For PGS, a marine seismic company that creates these high-resolution 3-D images that E&P companies use to determine whether to invest in an area or not, it means their images must be increasingly accurate and clear. And they must remain competitively priced.
Cray® XC™ series supercomputer
Cray® Sonexion® storage system
24 cabinets, all CPU
600 TB of memory
Working faster, better, and smarter is the name of the game. That’s because data volume, fidelity and algorithmic complexity are on the rise and processing all of it into an image requires immense computing power.

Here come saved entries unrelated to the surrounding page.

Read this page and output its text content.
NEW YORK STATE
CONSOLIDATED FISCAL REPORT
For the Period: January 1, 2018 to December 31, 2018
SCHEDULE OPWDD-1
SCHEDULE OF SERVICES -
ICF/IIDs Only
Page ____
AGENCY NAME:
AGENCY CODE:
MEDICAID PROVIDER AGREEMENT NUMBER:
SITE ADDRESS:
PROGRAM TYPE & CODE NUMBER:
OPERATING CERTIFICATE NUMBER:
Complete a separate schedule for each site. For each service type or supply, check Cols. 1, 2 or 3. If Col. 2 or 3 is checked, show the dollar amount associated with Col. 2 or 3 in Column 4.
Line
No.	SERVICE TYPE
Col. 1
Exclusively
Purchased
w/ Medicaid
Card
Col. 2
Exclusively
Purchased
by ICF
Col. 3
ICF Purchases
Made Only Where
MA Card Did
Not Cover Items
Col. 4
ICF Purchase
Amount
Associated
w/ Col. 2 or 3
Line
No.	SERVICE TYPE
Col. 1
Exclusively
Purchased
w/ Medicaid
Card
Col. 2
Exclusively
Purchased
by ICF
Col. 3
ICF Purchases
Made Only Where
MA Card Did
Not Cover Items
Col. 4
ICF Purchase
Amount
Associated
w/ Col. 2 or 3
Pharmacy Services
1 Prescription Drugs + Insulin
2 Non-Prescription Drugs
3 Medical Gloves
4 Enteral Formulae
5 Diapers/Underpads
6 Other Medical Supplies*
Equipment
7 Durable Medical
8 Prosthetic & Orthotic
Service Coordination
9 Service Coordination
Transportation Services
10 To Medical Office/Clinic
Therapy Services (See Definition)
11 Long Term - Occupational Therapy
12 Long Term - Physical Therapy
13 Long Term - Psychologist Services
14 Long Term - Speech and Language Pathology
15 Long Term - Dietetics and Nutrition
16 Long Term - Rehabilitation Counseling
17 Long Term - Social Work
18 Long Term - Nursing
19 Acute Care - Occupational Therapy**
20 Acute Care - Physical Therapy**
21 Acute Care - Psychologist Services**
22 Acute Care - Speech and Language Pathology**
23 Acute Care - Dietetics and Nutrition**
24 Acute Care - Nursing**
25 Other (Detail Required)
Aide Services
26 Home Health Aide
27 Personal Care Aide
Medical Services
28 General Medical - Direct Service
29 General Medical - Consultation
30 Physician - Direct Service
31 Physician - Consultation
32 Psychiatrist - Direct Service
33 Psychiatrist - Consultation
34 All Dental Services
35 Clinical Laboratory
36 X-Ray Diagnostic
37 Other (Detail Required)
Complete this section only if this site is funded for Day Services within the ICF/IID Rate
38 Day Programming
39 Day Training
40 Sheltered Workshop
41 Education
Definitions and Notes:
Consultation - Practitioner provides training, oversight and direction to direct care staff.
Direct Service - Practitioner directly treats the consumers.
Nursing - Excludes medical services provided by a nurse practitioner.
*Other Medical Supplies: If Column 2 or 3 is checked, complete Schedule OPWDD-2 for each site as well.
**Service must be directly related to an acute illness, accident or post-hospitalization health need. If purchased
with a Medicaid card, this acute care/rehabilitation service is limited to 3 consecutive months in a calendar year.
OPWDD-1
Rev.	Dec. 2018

“There’s more pressure on us to produce [images] in a cost-effective way,” says PGS’s chief geophysicist Sverre Brandsberg-Dahl. “We needed to do something radically different.”
That radically different “something” was a complete change of their computing infrastructure. In 2014 PGS found themselves faced with their most complex imaging challenge ever. They had conducted a survey of a critically important, resource rich — but extraordinarily complex — area of the Gulf of Mexico. The “Triton” survey covered 10,000 square miles, took two years to plan and almost a year to conduct. At the end, they had not only the most complex but the largest seismic survey to process ever.
While the survey produced massive amounts of data and the potential for the clearest subsurface images of the region yet, processing that data required more compute power than the clusters that PGS and companies like them typically use.
In PGS’s case, the wealth of information in the Triton dataset would have gone to waste. Their cluster system was simply not capable of processing it. “It’s a big data mining effort to go in and find the energy that is good and discard what is not,” says Brandsberg-Dahl.
This reality prompted the company to make the switch from clusters to a Cray supercomputer. Supercomputing technology gave PGS both the immediate ability to process the Triton survey in the shortest time possible as well as keep up as survey demands continue to intensify.
“This is why we need supercomputers,” says Brandsberg-Dahl. “[These] are massive imaging challenges by all standards and we have the ability to do this now having moved to this distributed computing system. We delivered this survey on time, on budget and with much improved geophysical quality.”